The Age of Wonder: “Prologue” (excerpt two)

Wednesday, July 14th, 2010

“The notion of an infinite, mysterious Nature, waiting to be discovered or seduced into revealing all her secrets, was widely held.  Scientific insturments played an increasingly important role in the process of revelation, allowing man not merely to extend his senses passively – using the telescope, the microscope, the barometer – but to intervene actively, using the voltaic battery, the electrical generator, the scalpel or the air pump.  Even the Montgolfier ballon could be seen as an instrument of discovery, or indeed of seduction.

There was, too, a subtle reaction against the idea of a purely mechanistic universe, the mathematical world of Newtonian physics, the hard material world of objects and impacts.  These doubts, expressed especially in Germany, favored a softer ‘dynamic’ science of invisible powers and mysterious energies of fluidity and transformations, of growth and organic change.  This is one of the reasons that the study of electricity (and chemistry in general) become the signature science of the period; though astronomy itself, once the exemplary science of the Enlightenment, would also be changed by Romantic cosmology.”

Holmes, Richard.  ”Prologue.”  The Age of Wonder.

The Age of Wonder: “Prologue” (excerpt one)

Wednesday, July 14th, 2010

“Romanticism as a cultural force is generally regarded as intensely hostile to science, its ideal of subjectivity eternally opposed to that of scientific objectivity.  But I do not believe this was always the case, or that the terms are so mutually exclusive.  The notion of wonder seems to be something that once united them, and can still do.  In effect there is Romantic science in the same sense that there is Romantic poetry, and often for the same enduring reasons.

The scientific revolution, of the seventeenth century, is familiarly associated with the names of Newton, Hooke, Locke and Descartes, and the almost simultaneous foundations of the Royal Society in London and the Académie des Sciences in Paris.  Its existence has long been accepted, and the biographies of its leading figures are well know.  But this second revolution was something different.  The first person who referred to a ‘second scientific revolution’ was probably the poet Coleridge in his Philosophical Lectures of 1819.  It was inspired primarily by a sudden series of breakthroughs in the fields of astronomy and chemistry.  It was a movement that grew out of eighteenth-century Enlightenment rationalism, but largely transformed it, by bringing a new imaginative intensity and excitement to scientific work.  It was driven by a common ideal of intense, even reckless, personal commitment to discovery.

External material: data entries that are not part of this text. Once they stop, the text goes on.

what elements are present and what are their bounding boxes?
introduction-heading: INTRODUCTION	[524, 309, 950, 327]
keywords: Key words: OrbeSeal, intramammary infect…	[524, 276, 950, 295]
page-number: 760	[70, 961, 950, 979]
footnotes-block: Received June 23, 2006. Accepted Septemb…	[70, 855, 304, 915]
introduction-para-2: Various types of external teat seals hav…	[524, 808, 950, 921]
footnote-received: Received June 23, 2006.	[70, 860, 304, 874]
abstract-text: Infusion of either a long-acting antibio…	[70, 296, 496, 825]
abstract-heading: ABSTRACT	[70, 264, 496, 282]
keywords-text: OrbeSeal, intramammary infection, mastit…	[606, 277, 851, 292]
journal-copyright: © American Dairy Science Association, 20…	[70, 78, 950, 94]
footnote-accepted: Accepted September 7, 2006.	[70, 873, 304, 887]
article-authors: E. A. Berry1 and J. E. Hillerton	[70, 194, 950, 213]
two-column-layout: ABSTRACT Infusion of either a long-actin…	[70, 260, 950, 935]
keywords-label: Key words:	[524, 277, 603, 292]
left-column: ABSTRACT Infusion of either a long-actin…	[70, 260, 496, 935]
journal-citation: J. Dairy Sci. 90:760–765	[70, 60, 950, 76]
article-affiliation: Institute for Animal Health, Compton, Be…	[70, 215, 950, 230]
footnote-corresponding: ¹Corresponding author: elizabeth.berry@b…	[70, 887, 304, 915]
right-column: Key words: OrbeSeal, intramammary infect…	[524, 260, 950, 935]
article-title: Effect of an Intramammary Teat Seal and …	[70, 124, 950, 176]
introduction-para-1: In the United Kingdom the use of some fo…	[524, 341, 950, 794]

It was also a movement of transition.  It flourished for a relatively brief time, perhaps two generations, but produced long-lasting consequences – raising hopes and questions – that are still with us today.  Romantic science can be dated roughly, and certainly symbolically, between two celebrated voyages of exploration.  These were Captain James Cook’s first round-the-world expedition aboard the Endeavor, begun in 1768, and Charles Darwin’s voyage to the Galapagos islands aboard the Beagle, begun in 1831.  This is the time I have called the Age of Wonder, and with any luck we have not yet quite outgrown it.

The idea of the exploratory voyage, often lonely and perilous, is in one form or another a central and defining metaphor of Romantic science.”

Holmes, Richard.  ”Prologue.”  The Age of Wonder.